Lead researcher: Laurie
The dense tropical rainforests of Peninsular Malaysia are home to three enigmatic and beautiful big cats – Malayan Tiger (Panthera tigris jacksoni), Leopard (Panthera pardus) and Clouded Leopard (Neofelis nebulosa). All three are globally threatened with extinction; classified by the IUCN Red List as ‘Endangered’, ‘Near threatened’ and ‘Vulnerable’ respectively. While much research has been carried out in Malaysia in order to improve our knowledge of the largest and most threatened of these cats – the Tiger, to date there have been few studies focused specifically on either Leopard or Clouded Leopard in Peninsular Malaysia. Consequently, very little is known about their regional conservation status in Malaysia or basic ecological information.

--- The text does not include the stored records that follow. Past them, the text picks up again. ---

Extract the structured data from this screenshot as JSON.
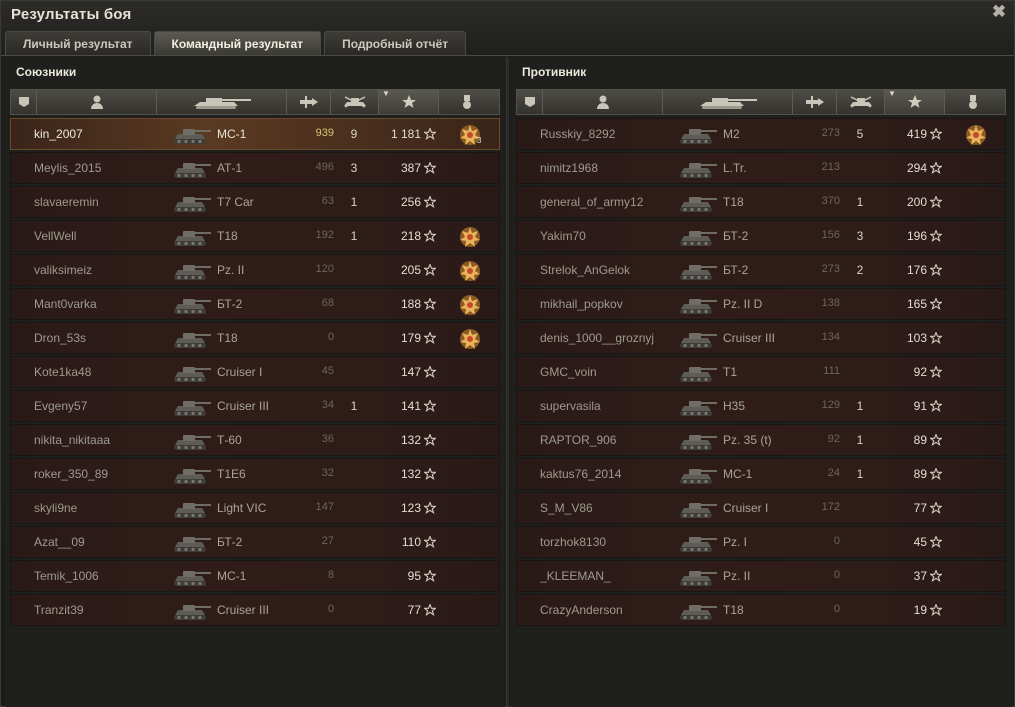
{
  "window": {
    "title": "Результаты боя",
    "close_glyph": "✖"
  },
  "tabs": [
    {
      "label": "Личный результат",
      "active": false
    },
    {
      "label": "Командный результат",
      "active": true
    },
    {
      "label": "Подробный отчёт",
      "active": false
    }
  ],
  "allies": {
    "title": "Союзники",
    "rows": [
      {
        "name": "kin_2007",
        "tank": "МС-1",
        "dmg": "939",
        "frags": "9",
        "xp": "1 181",
        "medal": true,
        "medal_count": "3",
        "me": true
      },
      {
        "name": "Meylis_2015",
        "tank": "АТ-1",
        "dmg": "496",
        "frags": "3",
        "xp": "387",
        "medal": false,
        "medal_count": ""
      },
      {
        "name": "slavaeremin",
        "tank": "T7 Car",
        "dmg": "63",
        "frags": "1",
        "xp": "256",
        "medal": false,
        "medal_count": ""
      },
      {
        "name": "VellWell",
        "tank": "T18",
        "dmg": "192",
        "frags": "1",
        "xp": "218",
        "medal": true,
        "medal_count": ""
      },
      {
        "name": "valiksimeiz",
        "tank": "Pz. II",
        "dmg": "120",
        "frags": "",
        "xp": "205",
        "medal": true,
        "medal_count": ""
      },
      {
        "name": "Mant0varka",
        "tank": "БТ-2",
        "dmg": "68",
        "frags": "",
        "xp": "188",
        "medal": true,
        "medal_count": ""
      },
      {
        "name": "Dron_53s",
        "tank": "T18",
        "dmg": "0",
        "frags": "",
        "xp": "179",
        "medal": true,
        "medal_count": ""
      },
      {
        "name": "Kote1ka48",
        "tank": "Cruiser I",
        "dmg": "45",
        "frags": "",
        "xp": "147",
        "medal": false,
        "medal_count": ""
      },
      {
        "name": "Evgeny57",
        "tank": "Cruiser III",
        "dmg": "34",
        "frags": "1",
        "xp": "141",
        "medal": false,
        "medal_count": ""
      },
      {
        "name": "nikita_nikitaaa",
        "tank": "Т-60",
        "dmg": "36",
        "frags": "",
        "xp": "132",
        "medal": false,
        "medal_count": ""
      },
      {
        "name": "roker_350_89",
        "tank": "T1E6",
        "dmg": "32",
        "frags": "",
        "xp": "132",
        "medal": false,
        "medal_count": ""
      },
      {
        "name": "skyli9ne",
        "tank": "Light VIC",
        "dmg": "147",
        "frags": "",
        "xp": "123",
        "medal": false,
        "medal_count": ""
      },
      {
        "name": "Azat__09",
        "tank": "БТ-2",
        "dmg": "27",
        "frags": "",
        "xp": "110",
        "medal": false,
        "medal_count": ""
      },
      {
        "name": "Temik_1006",
        "tank": "МС-1",
        "dmg": "8",
        "frags": "",
        "xp": "95",
        "medal": false,
        "medal_count": ""
      },
      {
        "name": "Tranzit39",
        "tank": "Cruiser III",
        "dmg": "0",
        "frags": "",
        "xp": "77",
        "medal": false,
        "medal_count": ""
      }
    ]
  },
  "enemies": {
    "title": "Противник",
    "rows": [
      {
        "name": "Russkiy_8292",
        "tank": "M2",
        "dmg": "273",
        "frags": "5",
        "xp": "419",
        "medal": true,
        "medal_count": ""
      },
      {
        "name": "nimitz1968",
        "tank": "L.Tr.",
        "dmg": "213",
        "frags": "",
        "xp": "294",
        "medal": false,
        "medal_count": ""
      },
      {
        "name": "general_of_army12",
        "tank": "T18",
        "dmg": "370",
        "frags": "1",
        "xp": "200",
        "medal": false,
        "medal_count": ""
      },
      {
        "name": "Yakim70",
        "tank": "БТ-2",
        "dmg": "156",
        "frags": "3",
        "xp": "196",
        "medal": false,
        "medal_count": ""
      },
      {
        "name": "Strelok_AnGelok",
        "tank": "БТ-2",
        "dmg": "273",
        "frags": "2",
        "xp": "176",
        "medal": false,
        "medal_count": ""
      },
      {
        "name": "mikhail_popkov",
        "tank": "Pz. II D",
        "dmg": "138",
        "frags": "",
        "xp": "165",
        "medal": false,
        "medal_count": ""
      },
      {
        "name": "denis_1000__groznyj",
        "tank": "Cruiser III",
        "dmg": "134",
        "frags": "",
        "xp": "103",
        "medal": false,
        "medal_count": ""
      },
      {
        "name": "GMC_voin",
        "tank": "T1",
        "dmg": "111",
        "frags": "",
        "xp": "92",
        "medal": false,
        "medal_count": ""
      },
      {
        "name": "supervasila",
        "tank": "H35",
        "dmg": "129",
        "frags": "1",
        "xp": "91",
        "medal": false,
        "medal_count": ""
      },
      {
        "name": "RAPTOR_906",
        "tank": "Pz. 35 (t)",
        "dmg": "92",
        "frags": "1",
        "xp": "89",
        "medal": false,
        "medal_count": ""
      },
      {
        "name": "kaktus76_2014",
        "tank": "МС-1",
        "dmg": "24",
        "frags": "1",
        "xp": "89",
        "medal": false,
        "medal_count": ""
      },
      {
        "name": "S_M_V86",
        "tank": "Cruiser I",
        "dmg": "172",
        "frags": "",
        "xp": "77",
        "medal": false,
        "medal_count": ""
      },
      {
        "name": "torzhok8130",
        "tank": "Pz. I",
        "dmg": "0",
        "frags": "",
        "xp": "45",
        "medal": false,
        "medal_count": ""
      },
      {
        "name": "_KLEEMAN_",
        "tank": "Pz. II",
        "dmg": "0",
        "frags": "",
        "xp": "37",
        "medal": false,
        "medal_count": ""
      },
      {
        "name": "CrazyAnderson",
        "tank": "T18",
        "dmg": "0",
        "frags": "",
        "xp": "19",
        "medal": false,
        "medal_count": ""
      }
    ]
  },
  "columns": [
    {
      "id": "squad",
      "icon": "squad-icon"
    },
    {
      "id": "player",
      "icon": "player-icon"
    },
    {
      "id": "tank",
      "icon": "tank-icon"
    },
    {
      "id": "damage",
      "icon": "damage-icon"
    },
    {
      "id": "frags",
      "icon": "frags-icon"
    },
    {
      "id": "xp",
      "icon": "star-icon",
      "sorted": true
    },
    {
      "id": "medals",
      "icon": "medal-icon"
    }
  ],
  "colors": {
    "accent": "#d9c37a",
    "row_bg": "#2e1c18",
    "highlight": "#5a3a22"
  }
}
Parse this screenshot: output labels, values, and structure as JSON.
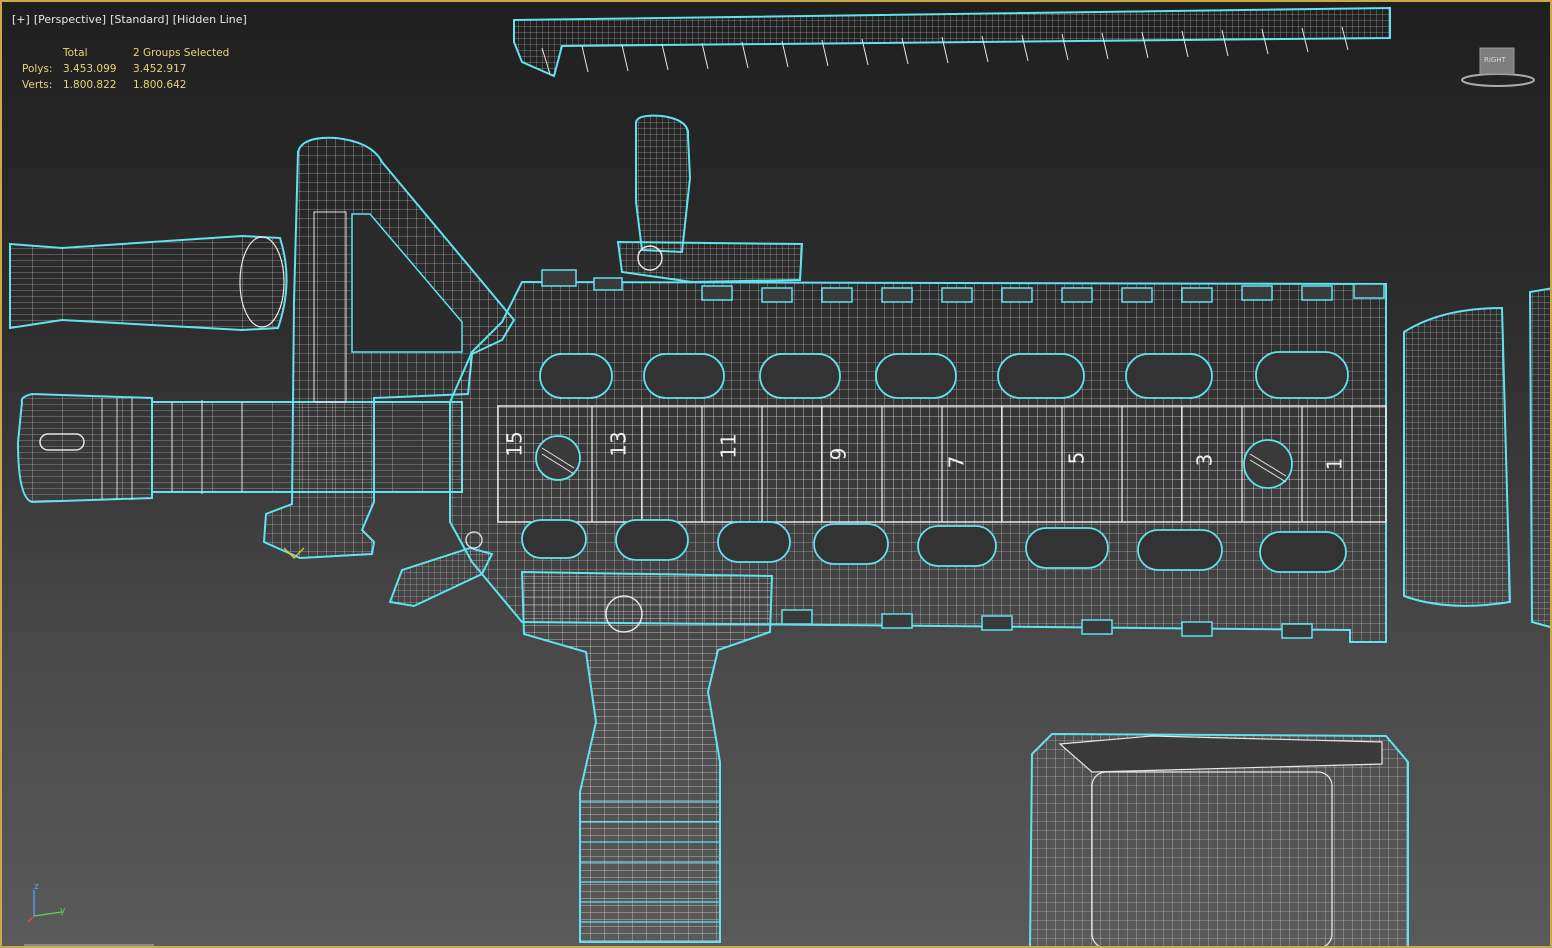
{
  "viewport": {
    "labels": [
      "[+]",
      "[Perspective]",
      "[Standard]",
      "[Hidden Line]"
    ]
  },
  "stats": {
    "headers": [
      "",
      "Total",
      "2 Groups Selected"
    ],
    "rows": [
      {
        "label": "Polys:",
        "total": "3.453.099",
        "selected": "3.452.917"
      },
      {
        "label": "Verts:",
        "total": "1.800.822",
        "selected": "1.800.642"
      }
    ]
  },
  "viewcube": {
    "label": "RIGHT"
  },
  "axis": {
    "z": "z",
    "y": "y"
  },
  "rail_numbers": [
    "15",
    "13",
    "11",
    "9",
    "7",
    "5",
    "3",
    "1"
  ],
  "colors": {
    "selection": "#5fe3ef",
    "wire": "#e6e6e6",
    "border": "#c9a94a",
    "stats_text": "#e8d47a"
  }
}
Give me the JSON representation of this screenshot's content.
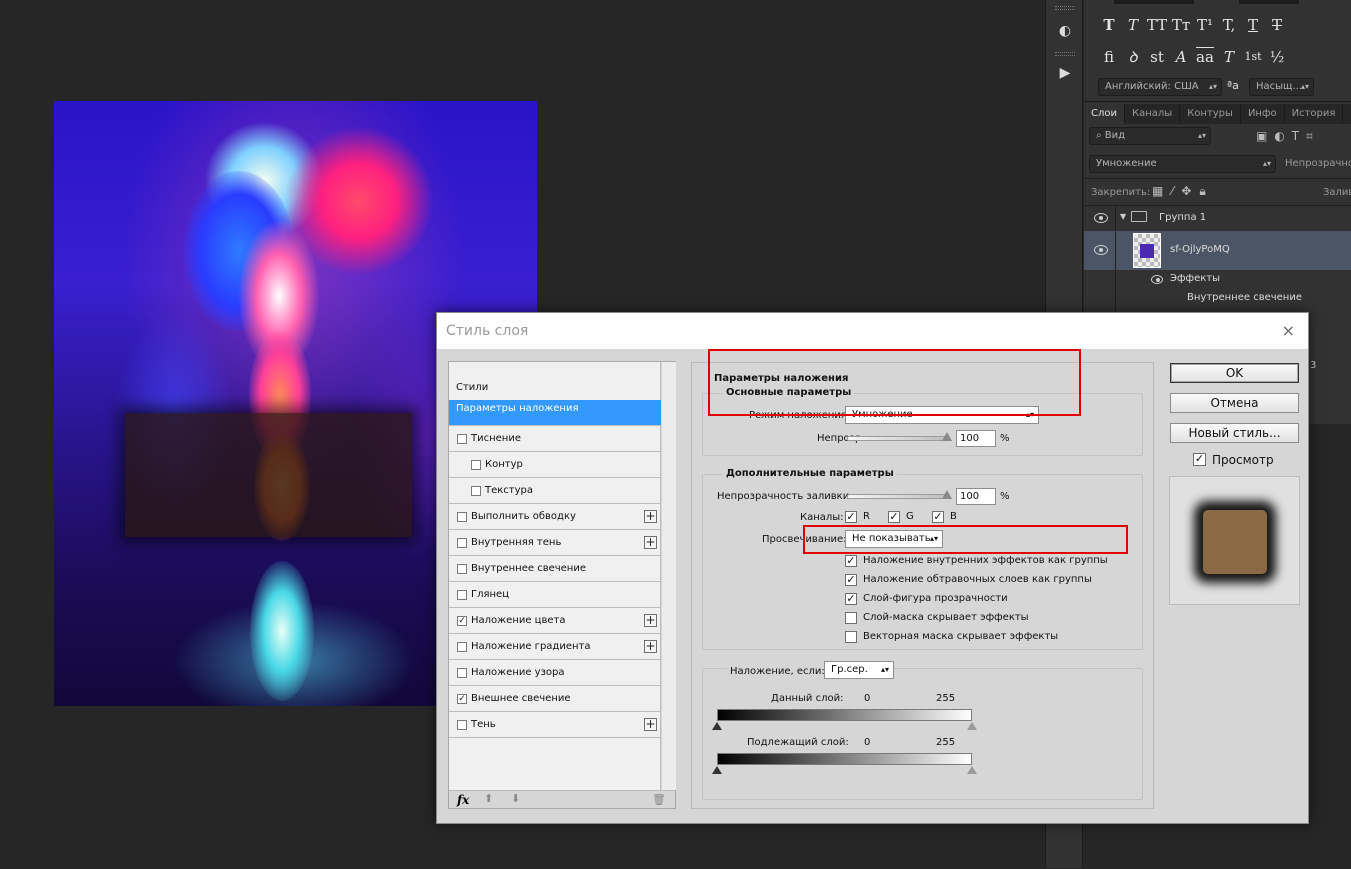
{
  "layers_panel": {
    "tabs": [
      "Слои",
      "Каналы",
      "Контуры",
      "Инфо",
      "История"
    ],
    "filter_placeholder": "Вид",
    "blend_mode": "Умножение",
    "opacity_label": "Непрозрачност",
    "lock_label": "Закрепить:",
    "fill_label": "Залив",
    "group_name": "Группа 1",
    "layer_name": "sf-OjlyPoMQ",
    "effects_label": "Эффекты",
    "effect_item": "Внутреннее свечение",
    "partial_digit": "3"
  },
  "char_panel": {
    "row1": [
      "T",
      "T",
      "TT",
      "Tт",
      "T¹",
      "T,",
      "T",
      "T"
    ],
    "row2": [
      "fi",
      "ꝺ",
      "st",
      "A",
      "aa",
      "T",
      "1st",
      "½"
    ],
    "language": "Английский: США",
    "aa_icon": "ªa",
    "antialias": "Насыщ..."
  },
  "dialog": {
    "title": "Стиль слоя",
    "close": "×",
    "styles_header": "Стили",
    "styles": [
      {
        "label": "Параметры наложения",
        "checked": null,
        "plus": false,
        "selected": true
      },
      {
        "label": "Тиснение",
        "checked": false,
        "plus": false
      },
      {
        "label": "Контур",
        "checked": false,
        "plus": false
      },
      {
        "label": "Текстура",
        "checked": false,
        "plus": false
      },
      {
        "label": "Выполнить обводку",
        "checked": false,
        "plus": true
      },
      {
        "label": "Внутренняя тень",
        "checked": false,
        "plus": true
      },
      {
        "label": "Внутреннее свечение",
        "checked": false,
        "plus": false
      },
      {
        "label": "Глянец",
        "checked": false,
        "plus": false
      },
      {
        "label": "Наложение цвета",
        "checked": true,
        "plus": true
      },
      {
        "label": "Наложение градиента",
        "checked": false,
        "plus": true
      },
      {
        "label": "Наложение узора",
        "checked": false,
        "plus": false
      },
      {
        "label": "Внешнее свечение",
        "checked": true,
        "plus": false
      },
      {
        "label": "Тень",
        "checked": false,
        "plus": true
      }
    ],
    "fx_label": "fx",
    "blend_params_title": "Параметры наложения",
    "basic_title": "Основные параметры",
    "blend_mode_label": "Режим наложения:",
    "blend_mode_value": "Умножение",
    "opacity_label": "Непрозр.:",
    "opacity_value": "100",
    "percent": "%",
    "advanced_title": "Дополнительные параметры",
    "fill_opacity_label": "Непрозрачность заливки:",
    "fill_opacity_value": "100",
    "channels_label": "Каналы:",
    "channel_r": "R",
    "channel_g": "G",
    "channel_b": "B",
    "knockout_label": "Просвечивание:",
    "knockout_value": "Не показывать",
    "options": [
      {
        "label": "Наложение внутренних эффектов как группы",
        "checked": true
      },
      {
        "label": "Наложение обтравочных слоев как группы",
        "checked": true
      },
      {
        "label": "Слой-фигура прозрачности",
        "checked": true
      },
      {
        "label": "Слой-маска скрывает эффекты",
        "checked": false
      },
      {
        "label": "Векторная маска скрывает эффекты",
        "checked": false
      }
    ],
    "blend_if_label": "Наложение, если:",
    "blend_if_value": "Гр.сер.",
    "this_layer_label": "Данный слой:",
    "underlying_label": "Подлежащий слой:",
    "range_min": "0",
    "range_max": "255",
    "ok": "OK",
    "cancel": "Отмена",
    "new_style": "Новый стиль...",
    "preview_label": "Просмотр",
    "preview_checked": true
  },
  "colors": {
    "highlight_red": "#e00000",
    "selection_blue": "#3399ff",
    "swatch": "#8a6a45"
  }
}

Many studies have employed camera traps to individually identify tigers using their unique stripe patterns. However, unlike anywhere else in the world, the population of leopards in Malaysia is almost entirely composed of individuals with black coats. Whilst they still possess the spots and rosette patterns that ‘yellow’ leopards elsewhere around the world display so vividly, these are masked by the uniform black colouration of their coat. Conventional camera traps that rely on a flash to illuminate the subject are unable to show these patterns in their photographs. However, by using a strictly infrared flash, the patterns hidden within the coat are revealed. With this new technique we can now begin to undertake research to finally understand more about these big cats (for further discussion, see this Mongabay article).
Project Black Cloud focuses on these melanistic leopards and clouded leopards. We have deployed double-sided camera trap stations over an area of roughly 150km2 in the Kenyir Wildlife Corridor. From the data collected, we aim to determine the density of both species’s populations in the corridor. Other information may include how the highway that bisects the corridor affects these animals, and whether their activity patterns are correlated with any potential prey species.
As tigers continue to disappear from landscapes across their range, information on other large carnivores occupying the same habitat may become increasingly valuable – for instance to determine whether these other carnivores might potentially occupy the niche that has been vacated by tigers. We hope that apart from providing vital information to shed light on these less understood carnivores, this project will also provide support for our ongoing efforts to gazette the Kenyir Wildlife Corridor as a protected area.